With IOMMU this looks then:

                                        |--[HPET]
  [VECTOR chip=apic]-|--[IOMMU chip=IR]-|--[PCI/MSI]
                     |--[DMAR]          |--[PCI/MSI-X]
                                        |--[PCI/IMS]

> drivers/base/platform-msi.c:            chip->irq_write_msi_msg = 
> platform_msi_write_msg;
>
> Oh! this is doing what I kind of just suggested, just non-generically
> and hacked into platform bus drivers the same as PCI does:

Correct. It's a hack and it's on the list of things which need to
vanish. I was already discussing that with Marc on the side for quite a
while.

> PCI, HPET, DMAR move to msi_storage_ops instead of using irq_chip

With different parent domains. DMAR hangs always directly off the vector
domain. HPET has its own IOMMU zone.

You forgot IO/APIC which is a MSI endpoint too, just more convoluted but
it's not using MSI domains so it's not in the way. I'm not going to
touch that with a ten foot pole. :)

There's also VMD, HyperV and the XEN crime which is a horrible shim to
make device->msi_domain consistent on x86. For fixing XEN properly I'm
not masochistic enough.

> For API compat every pci struct device will have to instantiate a
> msi_storage someplace, but that seems easy enough.

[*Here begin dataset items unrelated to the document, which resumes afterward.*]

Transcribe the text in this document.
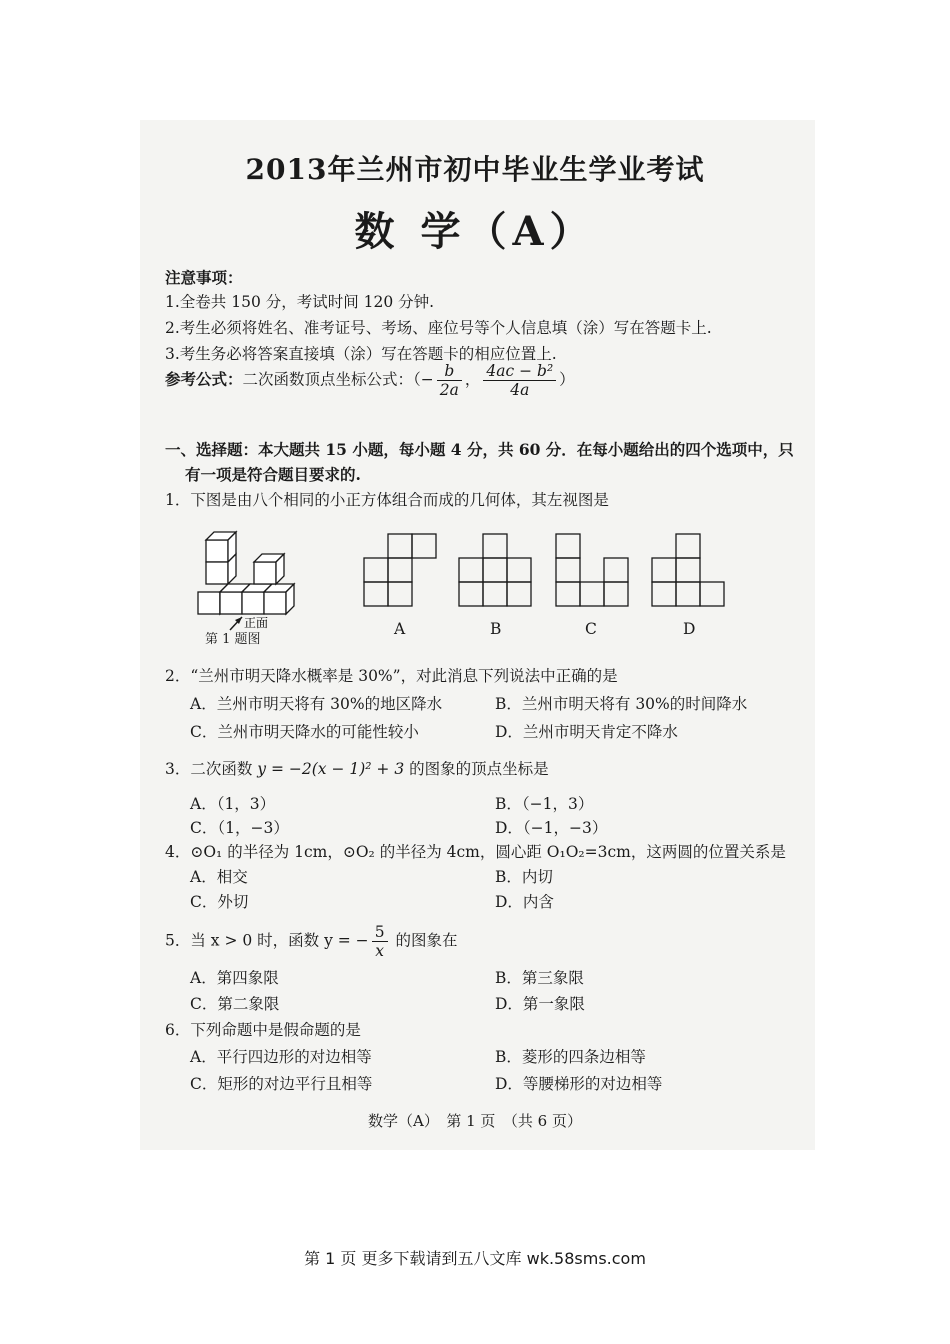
2013年兰州市初中毕业生学业考试
数 学（A）
注意事项：
1.全卷共 150 分，考试时间 120 分钟.
2.考生必须将姓名、准考证号、考场、座位号等个人信息填（涂）写在答题卡上.
3.考生务必将答案直接填（涂）写在答题卡的相应位置上.
参考公式：二次函数顶点坐标公式：（− $\frac{b}{2a}$ ， $\frac{\text{4ac − b²}}{4a}$ ）
一、选择题：本大题共 15 小题，每小题 4 分，共 60 分．在每小题给出的四个选项中，只
有一项是符合题目要求的.
1．下图是由八个相同的小正方体组合而成的几何体，其左视图是
正面
第 1 题图
A	B	C	D
2．“兰州市明天降水概率是 30%”，对此消息下列说法中正确的是
A．兰州市明天将有 30%的地区降水	B．兰州市明天将有 30%的时间降水
C．兰州市明天降水的可能性较小	D．兰州市明天肯定不降水
3．二次函数 y = −2(x − 1)² + 3 的图象的顶点坐标是
A．（1，3）	B．（−1，3）
C．（1，−3）	D．（−1，−3）
4．⊙O₁ 的半径为 1cm，⊙O₂ 的半径为 4cm，圆心距 O₁O₂=3cm，这两圆的位置关系是
A．相交	B．内切
C．外切	D．内含
5．当 x > 0 时，函数 y = − $\frac{5}{x}$ 的图象在
A．第四象限	B．第三象限
C．第二象限	D．第一象限
6．下列命题中是假命题的是
A．平行四边形的对边相等	B．菱形的四条边相等
C．矩形的对边平行且相等	D．等腰梯形的对边相等
数学（A）　第 1 页　（共 6 页）
第 1 页 更多下载请到五八文库 wk.58sms.com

That's easy to hide in the existing driver interfaces for PCI/MSI and
PCI/MSI-X.

> Seems like a nice uniform solution?

That's where I'm heading.

I have a full inventory of the various horrors involved, so I have a
pretty good picture what kind of oddities are involved, where a shim
domain is required and which underlying platforms require the MSI irq
chip to do:

    irq_chip_mask()
       msi_ops->mask()
       parent->chip->mask()

and so forth. I need to figure out how the parent irq chip / irqdomain
transports that requirement.

But that part is not where the real work is. I'll get there eventually
once I sorted the underlying parts:

   - Building up the infrastructure in kernel/irq/

   - Decomposing pci/msi/* further

   - Make use of the infrastructure for an alternate pci/msi
     implemention.
   
   - Have a transition mechanism to convert one part at a time to keep
     the patch sizes reviewable and the whole mess bisectable.

Doing all this while keeping the full universe of legacy/arch, current
PCI/MSI domains alive makes that interesting. I broke the world in the
past, so I'm not afraid of doing it again. Though I try to avoid it to
the extent possible. :)

I have a pretty good picture in my head and notes already, which needs
to be dumped into code. But let me post part 1-3 V2 first, so that pile
gets out of the way. Not having to juggle 90 patches makes life easier.